Mme  Formé était extrêmement en colère, et voulait être payée de ses fournitures. « Comment voulez-vous que je vous donne de l’argent ? dit Mlle  de La Motte. Vous savez que c’est moi-même à présent qui paye. Voilà notre maudit auteur de l’École de la jeunesse[1] qui nous ruine. Sa détestable pièce est déjà tombée deux fois dans les règles dès la cinquième représentation ; et le bourreau veut encore qu’on la joue. Ses comédies seront pour nous le vrai genre larmoyant : elles nous mettent à l’aumône. Sa Paméla[2], que nous eûmes tant de peine à apprendre, et que le public eut si peu à oublier : sa Paméla, qui mourut le jour de sa naissance, fut sur le point de nous faire mourir de faim tout un hiver. Attendez, ma chère madame Formé, que nous ayons quelques autres mauvaises pièces qui réussissent, si vous voulez que je vous paye vos poulets.

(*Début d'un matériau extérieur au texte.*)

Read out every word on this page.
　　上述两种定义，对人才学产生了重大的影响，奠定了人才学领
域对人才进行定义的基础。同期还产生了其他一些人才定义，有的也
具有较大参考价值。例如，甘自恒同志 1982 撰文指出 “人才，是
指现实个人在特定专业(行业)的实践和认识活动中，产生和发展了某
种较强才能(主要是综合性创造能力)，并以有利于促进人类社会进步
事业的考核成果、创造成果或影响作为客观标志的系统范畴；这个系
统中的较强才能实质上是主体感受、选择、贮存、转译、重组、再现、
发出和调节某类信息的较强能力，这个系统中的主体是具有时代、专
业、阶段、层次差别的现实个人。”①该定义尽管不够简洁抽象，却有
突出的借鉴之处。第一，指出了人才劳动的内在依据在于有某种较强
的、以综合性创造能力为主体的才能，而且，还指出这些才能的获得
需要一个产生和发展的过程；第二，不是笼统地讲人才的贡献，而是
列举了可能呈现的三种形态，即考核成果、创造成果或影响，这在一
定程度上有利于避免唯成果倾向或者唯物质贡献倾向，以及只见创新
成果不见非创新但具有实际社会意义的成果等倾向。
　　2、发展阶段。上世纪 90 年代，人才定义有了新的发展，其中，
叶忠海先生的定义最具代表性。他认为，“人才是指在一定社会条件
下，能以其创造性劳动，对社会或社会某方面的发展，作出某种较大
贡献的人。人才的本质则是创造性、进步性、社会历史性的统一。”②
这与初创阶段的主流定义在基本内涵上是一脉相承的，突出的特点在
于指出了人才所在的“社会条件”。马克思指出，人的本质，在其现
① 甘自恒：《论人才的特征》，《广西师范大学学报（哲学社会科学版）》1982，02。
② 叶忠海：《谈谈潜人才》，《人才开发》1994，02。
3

— Je prends bien de la part à votre peine, dit Mme  Formé, et je suis tout ébaubie ; car je vous avais fait crédit sur la parole d’un académicien de l’Académie, et d’un des plus illustres piliers du café de Procope. Ces deux illustres sont fort mes amis, ils mangent beaucoup de mes poulardes : non pas que je leur en fournisse, je ne suis pas si sotte ; mais c’est qu’ils dînent fort souvent chez un fermier qui me paye bien, et chez un marquis qui me paye mal. En vérité, ce sont des gens de beaucoup d’esprit. Je n’entends pas un mot de ce qu’ils disent ; mais ils parlent si haut et si longtemps qu’ils ont toujours raison. Ils me disaient donc, ma chère mademoiselle La Motte, que le temps était passé où on pleurait à la tragédie, et où on riait à la comédie. « Règle générale, disaient-ils (car je me souviens bien de cette phrase), règle générale : pour bien faire des comédies, ne soyez ni gracieux, ni plaisant ; et, pour bien faire des tragédies, ne remuez jamais le cœur. Ayez un style fade pour le comique, boursouflé et inintelligible pour le tragique, et allez votre train. » La preuve est au bout, continuaient-ils : on riait comme des fous à Catilina[3], et deux femmes de qualité, dont il y en a une du beau monde, disent qu’elles ont pleuré à Mélanide[4]. Or çà, mademoiselle de La Motte, quand me donnerez-vous de l’argent ?

— Eh ! ne parlons point d’argent, dit alors M. l’avocat ; il n’est jamais question de cela dans l’ordre.

  1. Comédie de La Chaussée jouée en 1717.
  2. Comédie du même auteur, jouée en 1743.
  3. Catilina, tragédie de Crébillon, jouée le 21 décembre 1748.
  4. Mélanide, comédie de La Chaussée, jouée en 1741.